Le cheminement européen de la Bosnie-Herzégovine est de loin le plus complexe à décrire et le plus emblématique de tous les faux-semblants entretenus de part et d’autre. Le Conseil européen a bien ouvert les négociations d’accession en mars 2024, bien que le pays n’ait pas encore mis en œuvre les recommandations de la Commission européenne qui lui avaient été faites en octobre 2022, ni du reste les 14 priorités clefs de la même Commission européenne endossées par le Conseil en 2019 et réitérées par le Conseil européen en juin 2022. Par conséquent, le cadre des négociations n’a pas encore été adopté même si un clair message politique de soutien est envoyé par les 27. En effet, suite à la décision politique d’ouvrir les négociations avec l’Ukraine et la Moldavie en décembre 2023, la volonté est de ne pas décourager le pays, scindé en deux entités centrifuges ! L’accord constitutif de Dayton (1995) se révèle désormais inadapté à la situation, en particulier face aux provocations séparatistes du Président de la République serbe de Bosnie, Milorad Dodik. Le Conseil européen insiste pour que des réformes constitutionnelles et institutionnelles plus inclusives des trois principales communautés soient entreprises et que les deux entités s’accordent sur le respect de l’intégrité du territoire, sur l’égalité entre tous les citoyens, du respect des droits de l’Homme et de celui des minorités, de l’État de droit, etc… La perspective européenne du pays n’est pas claire, même si les présences internationale (avec le Haut représentant) et européenne (EUFOR Althea) demeurent d’utiles stabilisateurs. Mais pour combien de temps ?
La situation du Kosovo est tout aussi frustrante, puisque cinq Etats membres de l’Union européenne (Chypre, Espagne, Grèce, Roumanie et Slovaquie) continuent de ne pas reconnaître son existence et bien peu semble entrepris pour les faire évoluer dans un avenir proche. La Commission européenne reste par ailleurs étonnamment discrète sur ce point. Le Kosovo a cependant introduit sa demande d’adhésion à l’Union en décembre 2022. Une fois que la décision sera avalisée par le Conseil européen, la Commission procédera à une évaluation de la situation et transmettra son avis aux Etats membres qui devront décider. En attendant, la libéralisation du régime des visas pour le Kosovo est entrée en vigueur en janvier 2024, satisfaisant ainsi une demande d’une douzaine d’années et qui permet aux Kosovars de se déplacer dans l’espace Schengen pour de courts séjours sans avoir besoin de visa. L’actuel Premier ministre Albin Kurti a entrepris de nombreuses réformes dans le domaine de la justice, de la lutte contre la corruption, du respect des droits de l’homme et pour améliorer l’environnement économique. En revanche, les relations avec la Serbie demeurent tendues dans le nord du pays, parsemées d’excès de fièvres parfois violents. Face à la volonté des autorités kosovares de renforcer tous les éléments de souveraineté traditionnels sur leur territoire, certains membres de la minorité serbe contestent une telle évolution, en coordination plus ou moins systématique avec le gouvernement de Belgrade. Les élections parlementaires qui doivent se tenir en février 2025 seront indéniablement un test de maturité démocratique pour le Kosovo, dont l’orientation stratégique euro-atlantique n’est plus à démontrer. De fait, ici aussi, la présence de la KFOR (sous l’égide de l’OTAN) et de l’EULEX (European Union Rule of Law Mission) demeurent plus que jamais indispensables tant que la normalisation des relations avec la Serbie ne sera pas effective.

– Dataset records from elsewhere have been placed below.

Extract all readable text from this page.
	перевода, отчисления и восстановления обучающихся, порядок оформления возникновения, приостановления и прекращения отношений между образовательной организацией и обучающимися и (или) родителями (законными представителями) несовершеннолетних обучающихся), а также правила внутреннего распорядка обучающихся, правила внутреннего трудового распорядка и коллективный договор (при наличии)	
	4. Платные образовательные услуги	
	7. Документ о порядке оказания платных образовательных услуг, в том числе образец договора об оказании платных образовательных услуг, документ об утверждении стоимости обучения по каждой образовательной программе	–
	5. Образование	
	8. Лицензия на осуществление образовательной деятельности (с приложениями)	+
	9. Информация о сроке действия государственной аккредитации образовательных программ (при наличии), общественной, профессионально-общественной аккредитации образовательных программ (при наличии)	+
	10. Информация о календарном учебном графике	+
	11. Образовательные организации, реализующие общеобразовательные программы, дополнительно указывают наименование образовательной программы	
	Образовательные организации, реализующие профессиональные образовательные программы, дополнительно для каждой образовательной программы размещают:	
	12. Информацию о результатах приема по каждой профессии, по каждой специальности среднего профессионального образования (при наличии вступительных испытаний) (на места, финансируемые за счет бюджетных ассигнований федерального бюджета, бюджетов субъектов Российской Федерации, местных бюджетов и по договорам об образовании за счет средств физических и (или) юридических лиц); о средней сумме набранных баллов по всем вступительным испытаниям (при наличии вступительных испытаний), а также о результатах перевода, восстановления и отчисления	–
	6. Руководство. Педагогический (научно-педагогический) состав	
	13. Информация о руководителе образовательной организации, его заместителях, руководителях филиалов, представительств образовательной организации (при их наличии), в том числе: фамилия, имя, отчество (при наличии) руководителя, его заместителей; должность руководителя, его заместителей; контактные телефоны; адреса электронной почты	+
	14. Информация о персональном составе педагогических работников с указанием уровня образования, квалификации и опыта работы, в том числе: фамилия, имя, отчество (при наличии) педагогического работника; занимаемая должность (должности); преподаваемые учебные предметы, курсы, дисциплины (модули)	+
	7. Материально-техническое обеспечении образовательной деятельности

Une implication européenne continue
Depuis des années, le nombre de paragraphes dédiés dans les conclusions du Conseil européen ne cesse d’augmenter, auquel s’ajoutent les déclarations conclusives des sommets annuels UE-Balkans Occidentaux (17 pages pour celle du 18 décembre 2024), les communications annuelles sur l’État de la politique d’élargissement dans son ensemble, qui sont complétées par les rapports d’avancement de chacun des Etats positionnés à un stade ou à un autre de son rapprochement à l’Union européenne. Depuis 2024, la Commission européenne a aussi intégré dans ses communications annuelles sur la situation de l’État de droit au sein de l’Union, l’Albanie, le Monténégro, la Macédoine du Nord et la Serbie.
Toute cette production et ces engagements de la part des différentes institutions de l’Union européenne doivent être rappelés car trop souvent encore certains dirigeants balkaniques semblent douter de la réelle implication de l’Union et mégotent à considérer sincère sa détermination de les accueillir dans un bref délai. Il n’est pas rare d’entendre et de lire des déclarations reprochant la supposée pusillanimité de Bruxelles ou l’excès d’exigences de certaines capitales pour intégrer les six pays.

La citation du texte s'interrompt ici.